Philip B. Meggs. A History of Graphic Design, 1983. p. 114

“…Aldus was not greatly interested in typographic decoration. His work is, in the main, without ornament. His reputation largely rests upon the cursive of italic letter of Francesco Griffo, with he was the first to employ, and the octavo class set in this letter.”

Stanley Morison. Four Centuries of Fine Printing (fourth edition), 1960. p. 26 

“This Francesco, who was an engraver of type and the inventor of this cursive, or italic, or cancelleresco type, wich made Aldus’ fortune, was named Griffi, according to the recent discovery of the librarian A. Ross, thus settling the long debate between Panizz, who identified this Francesco da Bologna with the painter and goldsmith Francesco Raibolini, also know as Francia, and Jacques (Giacomo) Manzoni who disagreed.”

G. Fumagalli. Lexicon Typographicum Italiae, 1966 (second edition). p. 164

“There are two persistent errors relating to the origin of italic, wich have been many times exposed, but wich are still repeated… The second error is the identification of Aldus’s type-cutter, Francesco Raibolini. This identification was shown to be impossible by Giacomo Manzoni in his Studii di bibliografia analitica, 1881, and further in 1883 Adamo Rossi published a document from with it appears that the type cutter’s surname was Griffo.”

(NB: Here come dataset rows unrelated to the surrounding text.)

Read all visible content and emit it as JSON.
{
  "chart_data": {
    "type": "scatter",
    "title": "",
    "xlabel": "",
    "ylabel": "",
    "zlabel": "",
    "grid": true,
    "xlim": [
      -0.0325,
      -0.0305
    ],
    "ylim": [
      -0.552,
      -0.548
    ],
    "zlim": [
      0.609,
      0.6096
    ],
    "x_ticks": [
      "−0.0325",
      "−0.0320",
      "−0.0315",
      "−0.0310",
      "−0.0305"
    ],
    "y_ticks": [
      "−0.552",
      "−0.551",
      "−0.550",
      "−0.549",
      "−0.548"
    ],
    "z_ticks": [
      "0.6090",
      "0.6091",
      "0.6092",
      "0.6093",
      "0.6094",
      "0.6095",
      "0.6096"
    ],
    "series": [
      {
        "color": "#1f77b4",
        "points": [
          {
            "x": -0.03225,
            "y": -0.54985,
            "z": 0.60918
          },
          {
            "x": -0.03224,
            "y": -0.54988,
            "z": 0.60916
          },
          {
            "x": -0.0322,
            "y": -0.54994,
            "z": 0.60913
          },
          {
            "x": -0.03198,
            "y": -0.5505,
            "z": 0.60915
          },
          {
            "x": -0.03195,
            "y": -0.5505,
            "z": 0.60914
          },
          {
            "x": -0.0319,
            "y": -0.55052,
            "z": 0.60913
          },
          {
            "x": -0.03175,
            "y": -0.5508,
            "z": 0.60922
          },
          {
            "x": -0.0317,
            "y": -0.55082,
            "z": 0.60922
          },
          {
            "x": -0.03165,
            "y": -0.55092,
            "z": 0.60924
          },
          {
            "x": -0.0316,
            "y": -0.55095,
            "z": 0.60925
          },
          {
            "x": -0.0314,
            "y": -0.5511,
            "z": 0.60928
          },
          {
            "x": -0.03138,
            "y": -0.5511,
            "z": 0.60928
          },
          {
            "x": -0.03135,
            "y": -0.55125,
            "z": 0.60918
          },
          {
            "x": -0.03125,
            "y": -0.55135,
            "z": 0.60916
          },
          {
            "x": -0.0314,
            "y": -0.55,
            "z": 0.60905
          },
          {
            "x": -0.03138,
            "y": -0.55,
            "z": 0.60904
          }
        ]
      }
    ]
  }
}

A.F. Johnson. Selected Essay on Books and Printing. 1970 p.41

“I must confess to feeling a great disappointment with William Morris, Em. Walker, Cob. Sanderson, Hornby, yea & even A. W. Pollard. You know that Aldine Hypnerotomachia type & the 1501 italic wh. Pollard (Fine Books), G.C. Williamson (Francia), Updike (P.T.) say were cut by Francesco da Bologna detto Il Francia? It seem that the tie was cut by another Francesco da Bologna. Of course I have no excuse because I actually saw the paragraph in Fumagalli (Lexicon Typ. Italiae, Florence 1905, p. 42) setting that the man in the case is another Francesco, one of the family of Friffi or Griffo. I concluded that as our B. Mus. Guide was issued in 1913 & that it still credits Francia with this work and in addition that a printed label is attached to the 1501 Vergil exhibited in the Kings’s Library having the same statement, I could ignore Fumagalli. My prospectus of the Hypnerotomachia type & I there in attribute it to Francia. This afternoon A. W. Pollard tells me that Fumagalli is quite right!!! This crippled me because I have spent more than a week reading up the wrong Francesco & have spent sunday afternoons (oh what a sacred time this is to the English man!) at the National Gallery looking at the Bolognese school! I must now cancel all this but… the misleading description to the 1501 Vergil will remain until the present catalogue is exhausted. Can such a thing happen in yr country? I doubt it.”

Letter from Stanley Morison to D.B. Updike, 19 November 1923. Stanley Morison & D.B. Updike Selected Corrispondence, 1979. p. 80
From the book: Francesco Griffo da Bologna: fragments & glimpses : a compendium of information & opinions about his life and workHeavenly Monkey, 1999.